Les qualités proprement féminines – idée à laquelle toutes n’adhèrent pas – sont aussi reconnues comme des avantages. « Auparavant les femmes devaient adopter des tempéraments masculins. Aujourd’hui elles peuvent réussir en exprimant leur spécificité. Par exemple, il y a quelques années, il était impensable de dire que l’on rentre tôt pour s’occuper de ses enfants. Ce n’est plus le cas », remarquent les chasseuses de têtes de Boyden. «  Elles sont plus habituées à gérer de front émotion et prise de décision, notamment dans le cercle privé et je crois que cela constitue un atout dans le leadership des femmes managers », considère Ingrid Martin, responsable adjointe de la plate-forme de comptes gérés et des chargés de relations avec les hedge funds chez Lyxor.

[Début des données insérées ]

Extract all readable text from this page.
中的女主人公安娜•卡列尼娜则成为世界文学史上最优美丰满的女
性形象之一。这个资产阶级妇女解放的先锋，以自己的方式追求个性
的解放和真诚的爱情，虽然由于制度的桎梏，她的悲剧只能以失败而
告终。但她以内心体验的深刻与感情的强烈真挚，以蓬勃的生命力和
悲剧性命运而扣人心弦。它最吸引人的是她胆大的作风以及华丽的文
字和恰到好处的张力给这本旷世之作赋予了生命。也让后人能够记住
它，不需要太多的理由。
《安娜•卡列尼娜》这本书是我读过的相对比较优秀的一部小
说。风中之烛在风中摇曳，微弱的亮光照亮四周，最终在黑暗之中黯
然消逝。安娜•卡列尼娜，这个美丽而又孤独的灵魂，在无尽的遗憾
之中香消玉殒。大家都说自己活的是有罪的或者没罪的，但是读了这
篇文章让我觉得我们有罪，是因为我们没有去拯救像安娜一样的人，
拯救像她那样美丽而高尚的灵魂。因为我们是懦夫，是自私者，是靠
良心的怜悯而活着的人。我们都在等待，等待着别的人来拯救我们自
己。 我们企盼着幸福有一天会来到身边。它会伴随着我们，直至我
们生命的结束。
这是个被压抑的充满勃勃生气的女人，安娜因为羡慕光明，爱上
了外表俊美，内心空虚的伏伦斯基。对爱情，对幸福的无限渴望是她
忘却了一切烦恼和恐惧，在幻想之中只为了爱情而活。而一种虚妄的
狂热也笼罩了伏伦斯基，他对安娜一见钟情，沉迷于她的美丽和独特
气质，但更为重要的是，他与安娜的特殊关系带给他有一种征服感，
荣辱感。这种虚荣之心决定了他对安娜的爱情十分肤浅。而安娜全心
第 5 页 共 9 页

Pour permettre aux femmes de grimper dans les organigrammes, il faut traiter le sujet assez tôt dans leur carrière. C’est ce qu’ont voulu faire Benoite Armand-Pieyre, managing director en marchés de capitaux chez Société Générale Corporate & Investment Banking (SG CIB) et Delphine Garcin-Meunier, managing director en corporate finance-marchés de capitaux actions, à travers un programme de tutorat d’un an auprès de jeunes femmes de la banque d’investissement. « Les clientes de SG CIB avaient souvent face à elles des équipes de 'coverage' composées presque exclusivement d’hommes, racontent-elles. Le résultat de notre étude menée fin 2011 a été un plébiscite pour la mixité. Nous avons donc mis en place un 'mentoring' auprès de femmes trentenaires exerçant des postes opérationnels dans divers métiers : marchés, financements structurés, M&A… Un appel à candidature a été lancé en interne, la démarche a suscité beaucoup d’intérêt. C’était une initiative du front vers le front ! » De septembre 2012 à septembre 2013, les « mentors » (banquiers-conseil, responsables de lignes métier, etc.) ont accompagné leurs 24 « mentees », notamment en les faisant participer à des rendez-vous chez des clients. « L’idée était double : mieux répondre aux attentes des clients de SG CIB et valoriser les 'mentees' dans leurs métiers de 'front', en leur témoignant plus de reconnaissance en interne et en les sensibilisant aux perspectives d’évolution possibles », soulignent les deux managing directors.

Les stéréotypes, toujours

 

Cependant, les actions, aussi volontaristes soient-elles, ne résolvent pas tout. La conciliation de la vie professionnelle et de la vie familiale reste souvent un enjeu dans l’évolution de carrière des femmes. « J’ai toute une logistique autour de moi, une nounou pour mes enfants, et, avec mon mari, nous nous partageons beaucoup de tâches. Sans ce soutien dans ma vie familiale, je n’aurais jamais pu mener une carrière comme celle-ci », estime Virginie Maisonneuve, deputy chief investment officer et responsable mondial de la gestion actions de Pimco, géant mondial de la gestion d’actifs qu’elle a rejoint fin 2013 après un parcours essentiellement anglo-saxon. Et il arrive aussi que les entreprises ne soient elles-mêmes pas véritablement prêtes à être dirigées par des femmes. « On m’a dit que mon management était trop dur, confie sous couvert d’anonymat une professionnelle qui a été évincée d’un poste à haute responsabilité. Je ne pense pas cette remarque aurait été faite à un homme. Auparavant, j’avais évolué dans un métier où tout le monde me connaissait. Avec cette nouvelle fonction, j’arrivais dans une entité dirigée en majorité par des hommes qui ne m’avaient pas choisie et qui ne me connaissaient pas. Ils attendaient une femme qui 'chouchoute', qui materne. Il y avait un écart entre leurs attentes et la réalité. » La lutte contre les stéréotypes est une lutte permanente mais… nécessaire.